Portrait
Leah Gonzalez
Then I hear the first clicks of the shutter,
aperture opens and closes,
like a gaping mouth feeding on my flesh.
I unfurl myself and stretch my body
along the hardwood floor,
smacking my skin like icy marble,
my only wardrobe a royal coat of fine dust
draped over me to keep me warm.
My body starts to move and
I no longer inhabit my bones.
They move on their own,
turning and twisting me
into different shapes.
My body a foreign object.
My jaw quivers and I can’t stop moving
otherwise I will freeze.
I must keep moving.
I must keep moving.
I watch myself in the mirror,
glowing in its gilded frame,
cracked and flecked with gold,
like how I feel inside, sometimes.
She crouches near me,
her camera pointing at the mirror,
and me, her subject.
In her eyes, the question that she won’t ask.
After all, it’s not every day
I ask this of a stranger,
nor a friend,
acquaintance is too strong a word.
Is there a word for someone you meet once
and never see again?
Two strangers who crossed paths
and never spoke again.
Until tonight.
My body feels itself
for the first time,
I don’t think about the camera,
I barely think about her presence,
because something is happening,
I’m not sure what, but I feel my body,
feel the goosebumps, feel the hardwood floor,
feel my softness, feel the space of my surrender.

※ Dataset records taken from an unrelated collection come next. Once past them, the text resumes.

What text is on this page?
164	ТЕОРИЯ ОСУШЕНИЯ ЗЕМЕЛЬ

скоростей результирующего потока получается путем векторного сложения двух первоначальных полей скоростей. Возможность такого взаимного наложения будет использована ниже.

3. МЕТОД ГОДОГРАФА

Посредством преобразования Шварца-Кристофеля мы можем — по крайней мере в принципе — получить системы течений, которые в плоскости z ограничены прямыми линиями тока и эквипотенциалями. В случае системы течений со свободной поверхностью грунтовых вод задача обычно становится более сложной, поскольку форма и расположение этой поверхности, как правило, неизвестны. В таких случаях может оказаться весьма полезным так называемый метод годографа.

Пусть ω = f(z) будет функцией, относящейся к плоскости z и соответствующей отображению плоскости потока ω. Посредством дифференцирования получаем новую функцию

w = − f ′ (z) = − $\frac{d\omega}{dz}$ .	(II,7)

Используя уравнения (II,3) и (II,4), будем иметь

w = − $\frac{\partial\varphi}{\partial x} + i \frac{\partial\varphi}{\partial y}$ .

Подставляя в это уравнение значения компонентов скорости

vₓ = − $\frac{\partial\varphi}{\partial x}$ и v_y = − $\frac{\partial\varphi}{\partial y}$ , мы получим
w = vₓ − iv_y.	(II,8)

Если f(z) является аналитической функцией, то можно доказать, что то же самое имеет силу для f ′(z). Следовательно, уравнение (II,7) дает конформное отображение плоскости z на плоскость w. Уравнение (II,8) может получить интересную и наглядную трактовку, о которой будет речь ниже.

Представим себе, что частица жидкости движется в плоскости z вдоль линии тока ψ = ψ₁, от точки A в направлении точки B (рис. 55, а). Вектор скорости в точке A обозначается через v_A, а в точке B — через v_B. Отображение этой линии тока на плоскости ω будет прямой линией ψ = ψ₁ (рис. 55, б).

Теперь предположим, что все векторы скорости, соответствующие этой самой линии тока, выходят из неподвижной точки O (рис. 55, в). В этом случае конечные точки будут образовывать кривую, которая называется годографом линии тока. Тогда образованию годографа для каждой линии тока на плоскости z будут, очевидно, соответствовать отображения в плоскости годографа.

The rain beats down an army on the roof,
washes away the spores of self-doubt and ridicule
that have congealed imaginary spheres inside of me,
liberating the alleys and the creeks of my veins
The sliding glass doors look out into obscurity,
reflecting the two women.
I see myself in the gilded mirror,
my curls sprawled on the floor,
my body a sumptuous feast.
I have never seen myself like this before.
My face looks different, the angles sharper,
the eyes brighter, two moons in a bruised sky.
Am I that creature, eyes glowing,
peeking back at me through the dark?